Sunday, July 16, 2006

Another day, another attack


When a people support a government that does bad things, is it all right to hold the people responsible?
by John in DC - 7/16/2006 10:19:00 PM

It's a question much bigger than Lebanon:

The Western-backed, anti-Syrian prime minister Fuad Saniora held back tears as he vowed on Lebanese television Saturday night to curb the guerrillas, desperate to stop Israel's onslaught.

But on Sunday, President Emile Lahoud — a pro-Syrian and an ally of Hezbollah — pronounced that Lebanon "will not surrender" to Israel's attempts to batter it into submission.

Few believe Saniora could move against Hezbollah without throwing the country into further turmoil. The army he would have to send into the south has many Shiite members, who might balk at fighting their brethren in the guerrilla force. The country's large Shiite population would be outraged.

Peolpe like to talk, especially, I've found, in Europe and the Middle East, about how they hate the US government but like the American people. They say you can't hold a people responsible for what its government does. That's always struck me as odd, since we live in a democracy where the people are the government, and in the case of Bush, 50% or more of the American people, up until recently, supported the man's folly.

When the people support the government, as in this case the Shia in Lebanon likely don't want the government clamping down on Hezbollah and its missile attacks on Israel, at what point are the people responsible for the actions of their own government, and at what point should they be held responsible for those actions?

Meaning, if Hezbollah missiles are killing Israelis, and Hezbollah's actions are supported by Lebanon's Shia population, doesn't Israel have the right to retaliate against the Shia in Lebanon? At the very least against their utilities and their roads? Putting aside the wisdom geo-politically of such action, morally isn't it any country's right to strike back?

Or, if the you think that the Shia in Lebanon don't share responsibility, then do you also believe that Americans who supported Bush, and who voted for him twice, and who supported the war in Iraq don't share any of the blame for the mayhem Bush has unleashed over the past six years?


Funny, this is the logic which made Osama Bin Laden a war criminal.

He thought Americans were responsible for the suffering of the Muslim world and then, one perfect end of summer day, the World Trade Center was blown to shit. They're still burying the dead from that day and looking for their bones.

So, no, the Lebanese are not collectively responsible for Hezbollah, nor are the the Christian Lebanese being killed as well.
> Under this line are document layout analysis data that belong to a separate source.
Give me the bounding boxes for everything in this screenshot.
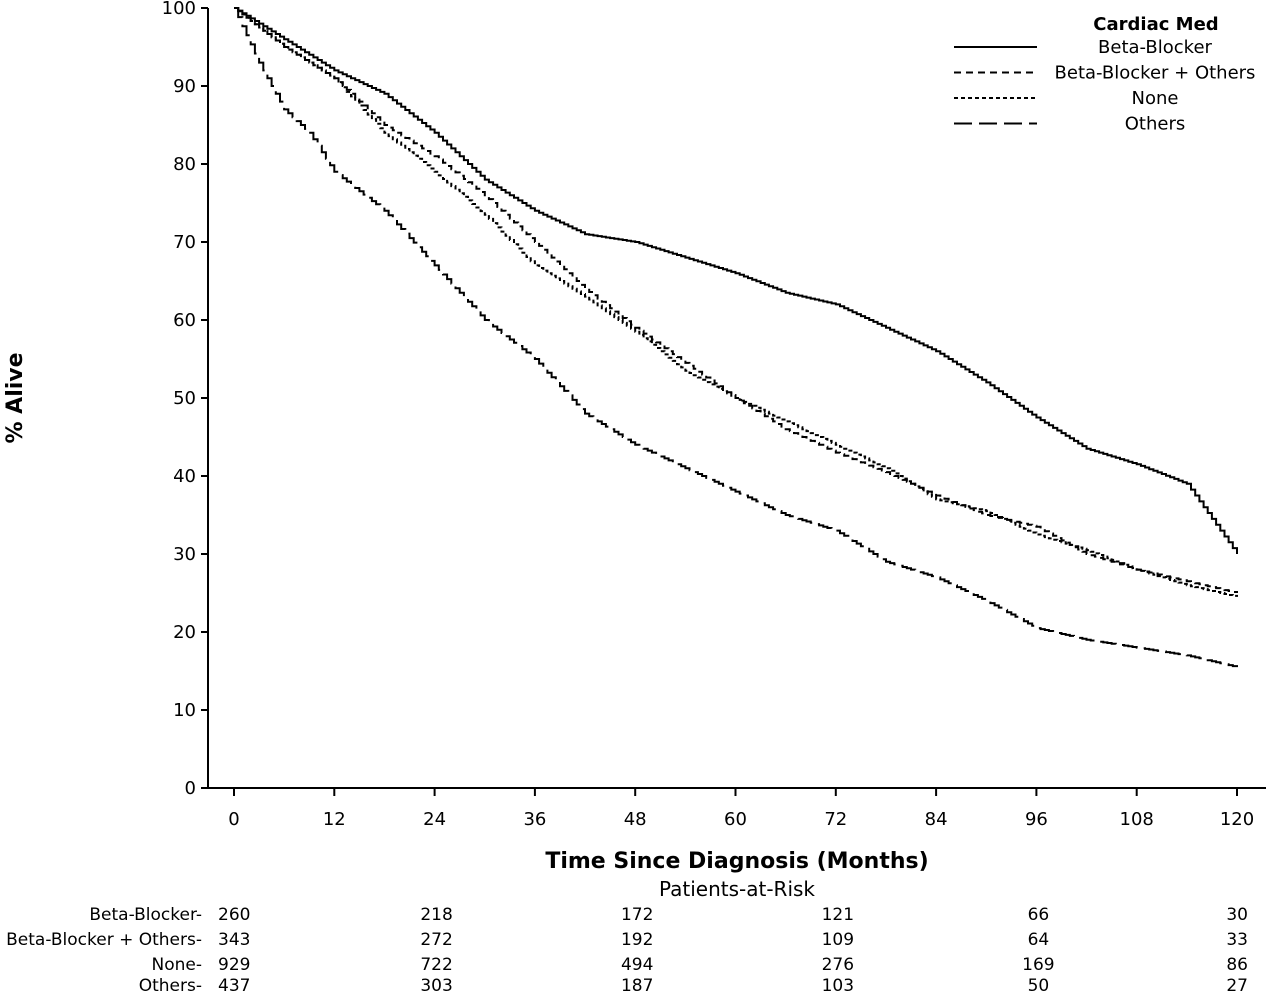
x-tick-label-96: 96 xyxy=(1025,809,1048,830)
risk-value-2-1: 722 xyxy=(420,955,452,975)
y-tick-label-60: 60 xyxy=(173,310,196,331)
patients-at-risk-table: Patients-at-Risk Beta-Blocker- 260 218 172 1… xyxy=(6,877,1248,995)
y-tick-label-70: 70 xyxy=(173,232,196,253)
axes: 0 10 20 30 40 50 60 70 80 90 100 0 12 24 36 48 60 72 84 96 1… xyxy=(162,0,1266,830)
risk-value-0-3: 121 xyxy=(822,905,854,925)
x-tick-label-84: 84 xyxy=(925,809,948,830)
risk-value-0-2: 172 xyxy=(621,905,653,925)
x-tick-label-60: 60 xyxy=(724,809,747,830)
risk-value-3-0: 437 xyxy=(218,976,250,995)
y-tick-label-0: 0 xyxy=(185,778,196,799)
risk-value-1-0: 343 xyxy=(218,930,250,950)
x-tick-label-24: 24 xyxy=(423,809,446,830)
legend-label-3: Others xyxy=(1125,114,1186,135)
risk-value-3-4: 50 xyxy=(1028,976,1050,995)
x-tick-label-108: 108 xyxy=(1120,809,1154,830)
legend-label-2: None xyxy=(1132,88,1179,109)
y-tick-label-90: 90 xyxy=(173,76,196,97)
risk-value-2-2: 494 xyxy=(621,955,653,975)
y-tick-label-40: 40 xyxy=(173,466,196,487)
y-tick-label-80: 80 xyxy=(173,154,196,175)
x-tick-label-48: 48 xyxy=(624,809,647,830)
legend: Cardiac Med Beta-Blocker Beta-Blocker + O… xyxy=(954,14,1255,135)
y-tick-label-50: 50 xyxy=(173,388,196,409)
risk-value-1-5: 33 xyxy=(1226,930,1248,950)
risk-row-label-2: None- xyxy=(152,955,203,975)
risk-table-title: Patients-at-Risk xyxy=(659,877,815,901)
risk-value-0-4: 66 xyxy=(1028,905,1050,925)
legend-label-0: Beta-Blocker xyxy=(1098,37,1212,58)
risk-value-2-4: 169 xyxy=(1022,955,1054,975)
risk-value-3-5: 27 xyxy=(1226,976,1248,995)
series-line-1 xyxy=(234,7,1238,593)
risk-value-0-1: 218 xyxy=(420,905,452,925)
risk-value-3-1: 303 xyxy=(420,976,452,995)
x-tick-label-0: 0 xyxy=(228,809,239,830)
x-tick-label-72: 72 xyxy=(824,809,847,830)
risk-row-label-1: Beta-Blocker + Others- xyxy=(6,930,202,950)
risk-value-1-3: 109 xyxy=(822,930,854,950)
survival-curves xyxy=(234,7,1238,668)
risk-value-3-2: 187 xyxy=(621,976,653,995)
y-tick-label-30: 30 xyxy=(173,544,196,565)
series-line-0 xyxy=(234,7,1238,554)
y-tick-label-100: 100 xyxy=(162,0,196,19)
risk-value-2-3: 276 xyxy=(822,955,854,975)
y-axis-title: % Alive xyxy=(3,352,28,443)
risk-value-1-1: 272 xyxy=(420,930,452,950)
legend-title: Cardiac Med xyxy=(1093,14,1218,35)
risk-value-0-5: 30 xyxy=(1226,905,1248,925)
risk-row-label-0: Beta-Blocker- xyxy=(89,905,202,925)
risk-value-2-0: 929 xyxy=(218,955,250,975)
legend-label-1: Beta-Blocker + Others xyxy=(1055,63,1256,84)
risk-value-2-5: 86 xyxy=(1226,955,1248,975)
x-tick-label-36: 36 xyxy=(523,809,546,830)
y-tick-label-10: 10 xyxy=(173,700,196,721)
series-line-2 xyxy=(234,7,1238,597)
x-tick-label-120: 120 xyxy=(1220,809,1254,830)
risk-value-1-2: 192 xyxy=(621,930,653,950)
risk-value-0-0: 260 xyxy=(218,905,250,925)
series-line-3 xyxy=(234,7,1238,668)
risk-value-1-4: 64 xyxy=(1028,930,1050,950)
risk-row-label-3: Others- xyxy=(139,976,202,995)
y-tick-label-20: 20 xyxy=(173,622,196,643)
risk-value-3-3: 103 xyxy=(822,976,854,995)
x-tick-label-12: 12 xyxy=(323,809,346,830)
x-axis-title: Time Since Diagnosis (Months) xyxy=(545,849,928,874)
Hezbollah has an army, and bases, and they aren't at the Beirut airport, or the power station or in a fleeing convoy of civilians. And the IDF isn't stationed at the center of Haifa or Tel Aviv. Killing civilians to make a point is despicable on either side. But to bomb Beirut to force a civil war, the same civil war they couldn't force on the Palestinians, is a doomed policy.

The Israelis can talk now, or after a few hundred dead, their choice.